Türkiye’de son 15 yılda yapılan bilimsel araştırmalarda çalışmaya katılan kadınların dahi neredeyse yarısının yemeği yakmanın, kocasına karşılık vermenin, parayı lüzumsuz yere harcamanın, çocuklarının bakımının ihmal edilmesinin, cinsel ilişkiye girmeyi reddetmenin şiddet görmek için haklı gerekçeler oluşturacağını belirttikleri saptanmıştır. Doğuda ve Güneydoğu’da bu oran daha da artmaktadır. Kadınların birçoğunun karşılık olarak sadece ‘sabretme’ tepkisi vermeleri sebebiyle şiddet ile mücadele sekteye uğramakta ve birçok olay gün yüzüne dahi çıkmamaktadır” diye konuştu.
“ŞİDDETİN HOŞ GÖRÜLMEDİĞİ BİR ORTAMIN OLUŞTURULMASI GEREKMEKTEDİR”

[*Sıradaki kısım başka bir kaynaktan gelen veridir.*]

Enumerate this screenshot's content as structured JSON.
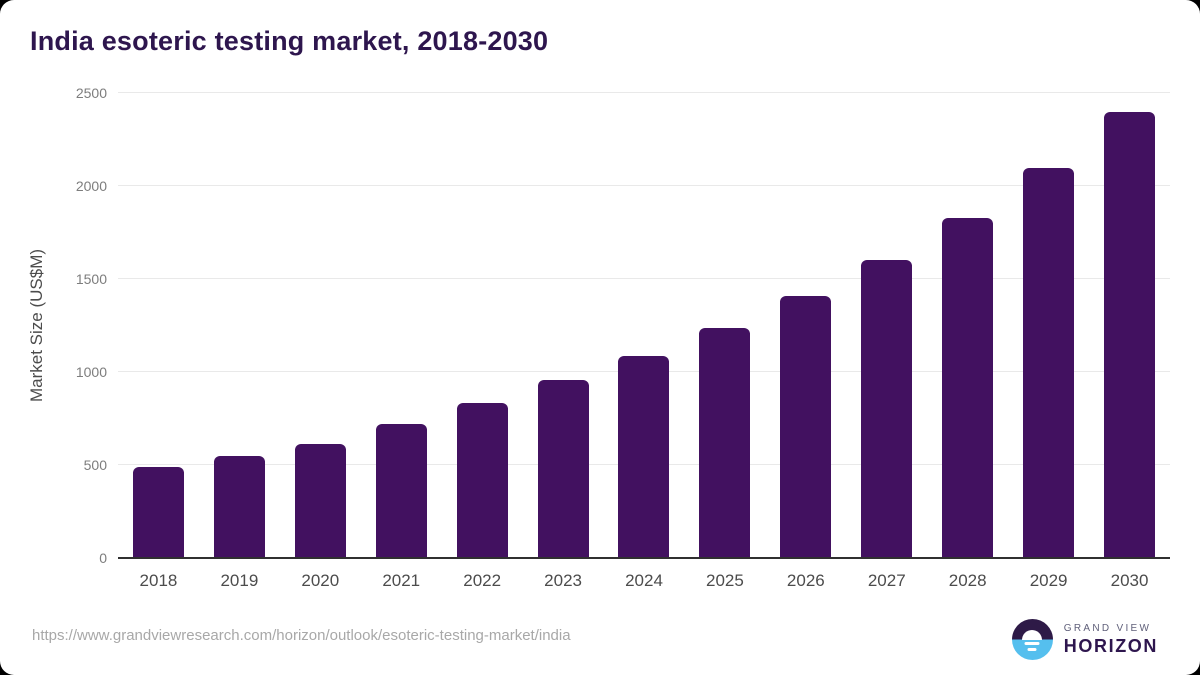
{
  "page": {
    "source_url": "https://www.grandviewresearch.com/horizon/outlook/esoteric-testing-market/india"
  },
  "logo": {
    "brand_top": "GRAND VIEW",
    "brand_bottom": "HORIZON"
  },
  "chart_data": {
    "type": "bar",
    "title": "India esoteric testing market, 2018-2030",
    "categories": [
      "2018",
      "2019",
      "2020",
      "2021",
      "2022",
      "2023",
      "2024",
      "2025",
      "2026",
      "2027",
      "2028",
      "2029",
      "2030"
    ],
    "values": [
      490,
      550,
      615,
      720,
      835,
      955,
      1085,
      1235,
      1410,
      1600,
      1830,
      2095,
      2400
    ],
    "xlabel": "",
    "ylabel": "Market Size (US$M)",
    "ylim": [
      0,
      2500
    ],
    "yticks": [
      0,
      500,
      1000,
      1500,
      2000,
      2500
    ],
    "grid": true,
    "legend_position": "none",
    "bar_color": "#421160"
  },
  "colors": {
    "title_text": "#2e164e",
    "bar_fill": "#421160",
    "axis_line": "#303030",
    "gridline": "#e9e9e9",
    "y_tick_label": "#7d7d7d",
    "x_tick_label": "#4c4c4c",
    "url_text": "#a8a8a8",
    "logo_purple": "#2e1a47",
    "logo_blue": "#55bfee"
  }
}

Kadına yönelik şiddet dünya üzerinde yaygın olduğunu söyleyen Taşdemir, “Bazı ülkelerde bu olguların çok az olması şiddetin önlenemez olduğu yönündeki düşünceyi çürütmekte, şiddet ile mücadele etme konusunda bizlere cesaret vermektedir. Kadına yönelik şiddetin önlenmesi toplumların farkındalığının artırılması ile başlar. Önleme çabalarına kadın kadar erkeğin de katılımı sağlanmalıdır. Şiddetin hoş görülmediği bir ortamın oluşturulması gerekmektedir. Özellikle sağlık çalışanları, bilgilendirme kampanyaları ile kadınları sahip oldukları haklar, var olan kanunlar, sağlık kuruluşlarından nasıl hizmet alınacağı ile ilgili bilgilendirmelidir. Toplumun tüm kesimlerinden insanlar kadın erkek arasındaki eşitsizliklerin ortadan kaldırılması, eşler arası şiddetin önlenmesi, cinsel şiddet ve taciz ile ilgili kapsamlı yasaların çıkarılması konularında savunuculuk yapmalıdır. Kadınların güçlendirilmesi ve toplumdaki statülerinin yükseltilmesine yönelik çalışmalar yapılmalıdır. Kadına yönelik şiddet konusunda araştırma ve izlem çalışmaları yapılmalı, bu araştırmalar desteklenmelidir. Risk faktörlerine yönelik çalışmalar yürütülmelidir. Hem erkeklerin hem de kadınların meslek edindirilmesine yönelik çalışmalar yapılmalıdır. Şiddeti önlemeye yönelik birinci basamak önlemlerin yetersiz kaldığı durumlarda ikincil olarak sorun erken dönemde tanımlanmalı ve zarar önlenmeye çalışılmalı, üçüncül korunmada hekim geç evrelerde tanımlanmış sorunlarda, mevcut zararı gidermeye çalışmalı ve daha ileri zarar olmaması için korunma yollarını aramalıdır” şeklinde konuştu.